Zig vs D generics
Ola Fosheim Grøstad
ola.fosheim.grostad at gmail.com
Wed Oct 12 13:09:10 UTC 2022
On Wednesday, 12 October 2022 at 12:41:44 UTC, IGotD- wrote:
> Certainly an interesting approach, maybe that's the only thing
> that is needed. Swift does not have @safe/@trusted/@system for
> foreign functions, you just call them so maybe Walter was right
> after all.
It might be the only thing people need for writing regular apps
with a bit of oomph here and there, but the people that use C for
signal processing etc are less likely to look at Swift as a
replacement.
D has some high level features too, but does not evolve in that
direction? It is evolving in the direction of C, it seems.
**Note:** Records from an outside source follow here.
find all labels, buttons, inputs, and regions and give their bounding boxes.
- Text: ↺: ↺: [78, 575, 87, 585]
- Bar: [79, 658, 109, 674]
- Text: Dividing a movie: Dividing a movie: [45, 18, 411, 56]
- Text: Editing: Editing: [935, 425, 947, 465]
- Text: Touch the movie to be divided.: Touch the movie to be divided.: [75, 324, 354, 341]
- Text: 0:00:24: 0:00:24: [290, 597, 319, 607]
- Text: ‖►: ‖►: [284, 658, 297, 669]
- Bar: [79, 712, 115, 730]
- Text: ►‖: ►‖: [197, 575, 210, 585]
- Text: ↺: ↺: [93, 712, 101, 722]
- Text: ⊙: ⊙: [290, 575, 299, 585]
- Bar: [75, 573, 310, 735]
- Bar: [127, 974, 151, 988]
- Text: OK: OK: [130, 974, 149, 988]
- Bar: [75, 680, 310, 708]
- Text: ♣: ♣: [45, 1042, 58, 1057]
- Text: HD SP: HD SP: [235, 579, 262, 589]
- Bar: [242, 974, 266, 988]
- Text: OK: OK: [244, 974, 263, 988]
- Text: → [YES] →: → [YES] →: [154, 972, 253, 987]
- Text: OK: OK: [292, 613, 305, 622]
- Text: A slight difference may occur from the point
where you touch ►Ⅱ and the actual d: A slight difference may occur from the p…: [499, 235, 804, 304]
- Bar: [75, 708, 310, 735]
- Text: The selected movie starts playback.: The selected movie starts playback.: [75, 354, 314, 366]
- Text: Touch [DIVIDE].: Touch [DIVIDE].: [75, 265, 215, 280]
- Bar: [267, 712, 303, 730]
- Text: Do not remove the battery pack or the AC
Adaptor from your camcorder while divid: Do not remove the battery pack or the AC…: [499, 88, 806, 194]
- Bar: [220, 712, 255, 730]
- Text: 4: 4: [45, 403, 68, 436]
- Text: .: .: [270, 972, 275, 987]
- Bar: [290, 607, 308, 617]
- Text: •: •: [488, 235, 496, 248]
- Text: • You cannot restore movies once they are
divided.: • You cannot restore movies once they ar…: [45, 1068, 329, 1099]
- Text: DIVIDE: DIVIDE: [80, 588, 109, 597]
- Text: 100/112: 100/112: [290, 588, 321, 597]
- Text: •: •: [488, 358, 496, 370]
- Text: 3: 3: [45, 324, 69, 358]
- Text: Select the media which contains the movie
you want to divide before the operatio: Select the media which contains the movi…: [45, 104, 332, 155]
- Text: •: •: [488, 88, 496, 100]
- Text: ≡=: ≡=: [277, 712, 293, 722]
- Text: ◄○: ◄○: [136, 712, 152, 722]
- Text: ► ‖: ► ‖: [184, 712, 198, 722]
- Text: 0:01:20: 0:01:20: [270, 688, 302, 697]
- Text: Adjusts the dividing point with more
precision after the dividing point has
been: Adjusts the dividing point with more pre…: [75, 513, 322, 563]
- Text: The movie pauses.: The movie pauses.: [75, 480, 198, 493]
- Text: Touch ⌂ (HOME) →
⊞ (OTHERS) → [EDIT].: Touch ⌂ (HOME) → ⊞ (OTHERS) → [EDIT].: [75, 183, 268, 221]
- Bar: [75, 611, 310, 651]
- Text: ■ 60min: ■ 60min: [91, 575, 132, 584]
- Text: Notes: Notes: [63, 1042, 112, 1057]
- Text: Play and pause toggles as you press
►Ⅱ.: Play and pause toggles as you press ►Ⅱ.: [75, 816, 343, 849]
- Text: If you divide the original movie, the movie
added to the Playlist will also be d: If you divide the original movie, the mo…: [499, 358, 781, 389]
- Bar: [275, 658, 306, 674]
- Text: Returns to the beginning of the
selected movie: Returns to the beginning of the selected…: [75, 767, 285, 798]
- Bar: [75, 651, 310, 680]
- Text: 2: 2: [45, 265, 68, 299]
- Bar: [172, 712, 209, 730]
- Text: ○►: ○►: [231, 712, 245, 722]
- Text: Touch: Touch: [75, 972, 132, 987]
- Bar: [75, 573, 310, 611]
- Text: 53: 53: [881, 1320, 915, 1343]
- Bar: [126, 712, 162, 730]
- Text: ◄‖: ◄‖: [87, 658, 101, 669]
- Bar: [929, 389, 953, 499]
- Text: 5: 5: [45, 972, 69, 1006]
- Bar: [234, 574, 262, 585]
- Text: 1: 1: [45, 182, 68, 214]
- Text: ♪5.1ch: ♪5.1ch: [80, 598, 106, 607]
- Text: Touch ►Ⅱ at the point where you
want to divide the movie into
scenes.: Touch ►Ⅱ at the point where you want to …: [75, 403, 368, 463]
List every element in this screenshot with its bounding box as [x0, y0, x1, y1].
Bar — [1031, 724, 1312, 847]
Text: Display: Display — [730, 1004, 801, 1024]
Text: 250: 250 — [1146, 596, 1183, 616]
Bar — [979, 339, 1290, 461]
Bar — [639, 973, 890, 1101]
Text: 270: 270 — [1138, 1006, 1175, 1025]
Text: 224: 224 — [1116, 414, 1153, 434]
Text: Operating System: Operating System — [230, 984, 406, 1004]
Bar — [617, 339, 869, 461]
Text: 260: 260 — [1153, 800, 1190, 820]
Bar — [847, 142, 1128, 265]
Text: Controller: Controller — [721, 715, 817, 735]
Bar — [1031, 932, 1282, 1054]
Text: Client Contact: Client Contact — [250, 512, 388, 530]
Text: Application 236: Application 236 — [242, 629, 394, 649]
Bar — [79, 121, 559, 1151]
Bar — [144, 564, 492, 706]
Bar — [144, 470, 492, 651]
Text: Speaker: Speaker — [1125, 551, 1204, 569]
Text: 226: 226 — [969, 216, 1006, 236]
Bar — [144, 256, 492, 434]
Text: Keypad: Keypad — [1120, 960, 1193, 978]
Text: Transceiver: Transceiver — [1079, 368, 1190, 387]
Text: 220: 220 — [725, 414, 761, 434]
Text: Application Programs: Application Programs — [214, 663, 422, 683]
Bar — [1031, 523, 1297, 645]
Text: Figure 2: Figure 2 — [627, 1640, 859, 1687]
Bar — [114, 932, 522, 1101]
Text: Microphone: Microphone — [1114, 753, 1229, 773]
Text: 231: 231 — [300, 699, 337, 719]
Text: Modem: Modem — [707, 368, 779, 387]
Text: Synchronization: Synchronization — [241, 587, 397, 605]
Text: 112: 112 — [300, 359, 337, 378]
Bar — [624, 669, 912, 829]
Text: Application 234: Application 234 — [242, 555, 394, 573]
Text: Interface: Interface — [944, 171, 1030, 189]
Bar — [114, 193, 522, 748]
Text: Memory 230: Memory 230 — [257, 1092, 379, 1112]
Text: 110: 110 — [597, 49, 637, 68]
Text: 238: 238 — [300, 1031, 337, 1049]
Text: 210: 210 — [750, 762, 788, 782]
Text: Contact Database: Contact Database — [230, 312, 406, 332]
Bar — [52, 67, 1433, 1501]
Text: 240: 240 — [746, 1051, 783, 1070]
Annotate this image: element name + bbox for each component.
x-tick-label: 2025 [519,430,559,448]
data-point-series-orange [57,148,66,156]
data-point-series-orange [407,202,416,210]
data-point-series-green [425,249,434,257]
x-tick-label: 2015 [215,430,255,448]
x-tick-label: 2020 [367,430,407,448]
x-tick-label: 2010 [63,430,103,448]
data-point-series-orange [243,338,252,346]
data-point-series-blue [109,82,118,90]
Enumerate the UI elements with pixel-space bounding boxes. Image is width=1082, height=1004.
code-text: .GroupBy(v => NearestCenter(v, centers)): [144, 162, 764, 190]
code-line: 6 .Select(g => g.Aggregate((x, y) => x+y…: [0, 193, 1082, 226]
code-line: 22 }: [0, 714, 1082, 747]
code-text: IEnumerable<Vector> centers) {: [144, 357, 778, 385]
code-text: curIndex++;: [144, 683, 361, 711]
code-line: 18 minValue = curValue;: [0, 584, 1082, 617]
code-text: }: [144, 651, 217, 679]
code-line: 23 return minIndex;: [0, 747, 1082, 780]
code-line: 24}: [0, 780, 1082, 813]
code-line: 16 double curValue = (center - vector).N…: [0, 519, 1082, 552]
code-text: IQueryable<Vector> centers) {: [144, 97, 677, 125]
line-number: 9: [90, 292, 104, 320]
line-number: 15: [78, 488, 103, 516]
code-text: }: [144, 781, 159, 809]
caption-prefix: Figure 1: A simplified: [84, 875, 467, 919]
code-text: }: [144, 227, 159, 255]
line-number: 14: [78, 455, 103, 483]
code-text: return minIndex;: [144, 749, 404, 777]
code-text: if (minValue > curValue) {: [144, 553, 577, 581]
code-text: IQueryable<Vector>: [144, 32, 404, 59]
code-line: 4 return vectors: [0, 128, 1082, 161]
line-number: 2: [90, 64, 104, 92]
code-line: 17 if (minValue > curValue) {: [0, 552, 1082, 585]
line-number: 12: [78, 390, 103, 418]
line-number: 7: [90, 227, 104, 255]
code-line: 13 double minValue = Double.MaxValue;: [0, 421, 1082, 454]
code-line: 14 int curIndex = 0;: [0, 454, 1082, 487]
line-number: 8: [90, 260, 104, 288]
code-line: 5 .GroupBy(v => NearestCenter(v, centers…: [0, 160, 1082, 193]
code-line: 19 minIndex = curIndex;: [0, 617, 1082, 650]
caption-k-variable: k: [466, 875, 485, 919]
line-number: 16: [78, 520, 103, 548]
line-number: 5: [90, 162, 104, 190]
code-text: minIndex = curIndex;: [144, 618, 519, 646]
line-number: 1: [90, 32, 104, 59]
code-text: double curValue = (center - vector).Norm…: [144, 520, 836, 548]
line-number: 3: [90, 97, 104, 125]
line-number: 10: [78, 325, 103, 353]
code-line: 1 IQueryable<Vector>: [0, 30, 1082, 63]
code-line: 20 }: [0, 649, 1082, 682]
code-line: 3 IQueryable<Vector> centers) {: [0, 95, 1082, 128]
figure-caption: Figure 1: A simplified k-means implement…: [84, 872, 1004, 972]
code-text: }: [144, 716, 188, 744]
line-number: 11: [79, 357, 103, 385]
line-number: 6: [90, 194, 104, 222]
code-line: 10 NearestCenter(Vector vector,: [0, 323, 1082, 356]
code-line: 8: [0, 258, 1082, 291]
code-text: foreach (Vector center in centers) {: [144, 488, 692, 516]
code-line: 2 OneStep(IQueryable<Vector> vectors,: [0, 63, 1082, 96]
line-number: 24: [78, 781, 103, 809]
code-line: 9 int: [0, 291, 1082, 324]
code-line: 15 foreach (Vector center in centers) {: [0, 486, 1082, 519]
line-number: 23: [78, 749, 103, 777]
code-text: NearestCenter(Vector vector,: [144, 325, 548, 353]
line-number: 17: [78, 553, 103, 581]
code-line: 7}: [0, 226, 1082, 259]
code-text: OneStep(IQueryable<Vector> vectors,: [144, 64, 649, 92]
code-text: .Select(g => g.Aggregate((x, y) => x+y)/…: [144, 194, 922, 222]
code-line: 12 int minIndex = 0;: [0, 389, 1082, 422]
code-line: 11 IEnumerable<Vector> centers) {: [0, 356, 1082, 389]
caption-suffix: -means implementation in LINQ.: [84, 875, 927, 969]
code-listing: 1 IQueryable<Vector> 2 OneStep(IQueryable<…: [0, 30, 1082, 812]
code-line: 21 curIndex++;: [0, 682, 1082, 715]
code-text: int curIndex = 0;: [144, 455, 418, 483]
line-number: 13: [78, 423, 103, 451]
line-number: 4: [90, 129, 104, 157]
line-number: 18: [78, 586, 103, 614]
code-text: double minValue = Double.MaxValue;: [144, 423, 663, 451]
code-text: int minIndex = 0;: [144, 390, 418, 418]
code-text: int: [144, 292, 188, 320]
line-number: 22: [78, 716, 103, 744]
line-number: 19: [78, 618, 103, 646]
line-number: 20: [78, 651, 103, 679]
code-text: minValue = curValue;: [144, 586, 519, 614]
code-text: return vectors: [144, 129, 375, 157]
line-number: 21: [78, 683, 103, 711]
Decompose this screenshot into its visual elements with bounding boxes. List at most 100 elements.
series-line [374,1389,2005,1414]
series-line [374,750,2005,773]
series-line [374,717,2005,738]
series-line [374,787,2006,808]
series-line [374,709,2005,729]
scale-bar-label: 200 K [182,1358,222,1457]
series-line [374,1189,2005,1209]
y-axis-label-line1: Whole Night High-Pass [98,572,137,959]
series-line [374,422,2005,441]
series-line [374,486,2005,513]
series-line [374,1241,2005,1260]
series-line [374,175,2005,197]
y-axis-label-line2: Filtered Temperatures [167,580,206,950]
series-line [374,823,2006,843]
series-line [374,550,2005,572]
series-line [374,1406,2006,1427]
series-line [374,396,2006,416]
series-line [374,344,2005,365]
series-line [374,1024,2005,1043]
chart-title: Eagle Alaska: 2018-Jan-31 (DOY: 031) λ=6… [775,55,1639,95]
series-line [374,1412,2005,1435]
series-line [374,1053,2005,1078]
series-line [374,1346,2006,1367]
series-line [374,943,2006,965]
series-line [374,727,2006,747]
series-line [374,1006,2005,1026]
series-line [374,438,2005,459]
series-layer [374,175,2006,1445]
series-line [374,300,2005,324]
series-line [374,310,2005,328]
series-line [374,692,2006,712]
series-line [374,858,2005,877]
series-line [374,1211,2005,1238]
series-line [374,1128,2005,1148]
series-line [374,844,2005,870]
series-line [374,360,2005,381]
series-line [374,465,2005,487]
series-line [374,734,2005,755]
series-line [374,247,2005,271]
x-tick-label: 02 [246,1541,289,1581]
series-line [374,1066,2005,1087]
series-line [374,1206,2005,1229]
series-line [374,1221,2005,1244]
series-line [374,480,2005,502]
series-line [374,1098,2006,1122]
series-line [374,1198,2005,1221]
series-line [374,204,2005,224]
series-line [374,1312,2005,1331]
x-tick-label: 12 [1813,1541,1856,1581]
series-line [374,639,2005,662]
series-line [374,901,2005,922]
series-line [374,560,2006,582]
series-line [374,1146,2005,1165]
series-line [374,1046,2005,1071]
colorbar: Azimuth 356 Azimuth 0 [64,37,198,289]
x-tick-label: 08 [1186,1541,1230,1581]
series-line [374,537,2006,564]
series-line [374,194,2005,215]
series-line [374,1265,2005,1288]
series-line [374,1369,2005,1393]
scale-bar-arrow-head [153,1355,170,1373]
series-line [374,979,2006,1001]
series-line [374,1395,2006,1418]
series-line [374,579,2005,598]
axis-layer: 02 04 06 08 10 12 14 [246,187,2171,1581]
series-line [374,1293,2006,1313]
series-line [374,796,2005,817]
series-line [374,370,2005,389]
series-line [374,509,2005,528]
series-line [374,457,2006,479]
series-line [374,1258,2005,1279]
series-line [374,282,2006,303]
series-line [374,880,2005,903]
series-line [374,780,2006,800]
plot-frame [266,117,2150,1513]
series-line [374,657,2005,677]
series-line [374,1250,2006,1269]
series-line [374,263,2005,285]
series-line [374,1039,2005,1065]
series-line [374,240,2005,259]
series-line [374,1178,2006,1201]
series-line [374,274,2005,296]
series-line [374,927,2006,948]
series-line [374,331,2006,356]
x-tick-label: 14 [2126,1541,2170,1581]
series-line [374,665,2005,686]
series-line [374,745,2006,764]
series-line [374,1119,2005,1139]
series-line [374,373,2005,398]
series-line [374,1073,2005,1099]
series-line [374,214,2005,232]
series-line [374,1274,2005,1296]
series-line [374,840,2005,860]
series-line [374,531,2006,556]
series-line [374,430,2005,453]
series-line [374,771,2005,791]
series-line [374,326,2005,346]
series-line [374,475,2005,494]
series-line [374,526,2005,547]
> Maybe true but that applies for any platform/library. Just look
> what happened to Qt. In the case of Swift, yes the
> Linux/Windows implementations lag behind Apple.
Yes, the Qt case is interesting as it tells us that GPL isn't
enough when you need a big budget to drive the evolution of a
library.
So maybe the open source community should find some structural
way to have many independent parts that interoperate. You
basically need a set of open source protocol definitions, with
language support, that people can attach their efforts to rather
than being a tiny contributor to a gigantic structure.
The current open source community have these monoliths that are
clogging up the pipelines when they become too large to change
without a commercial entity behind it.
Some "distributed" innovation is certainly needed.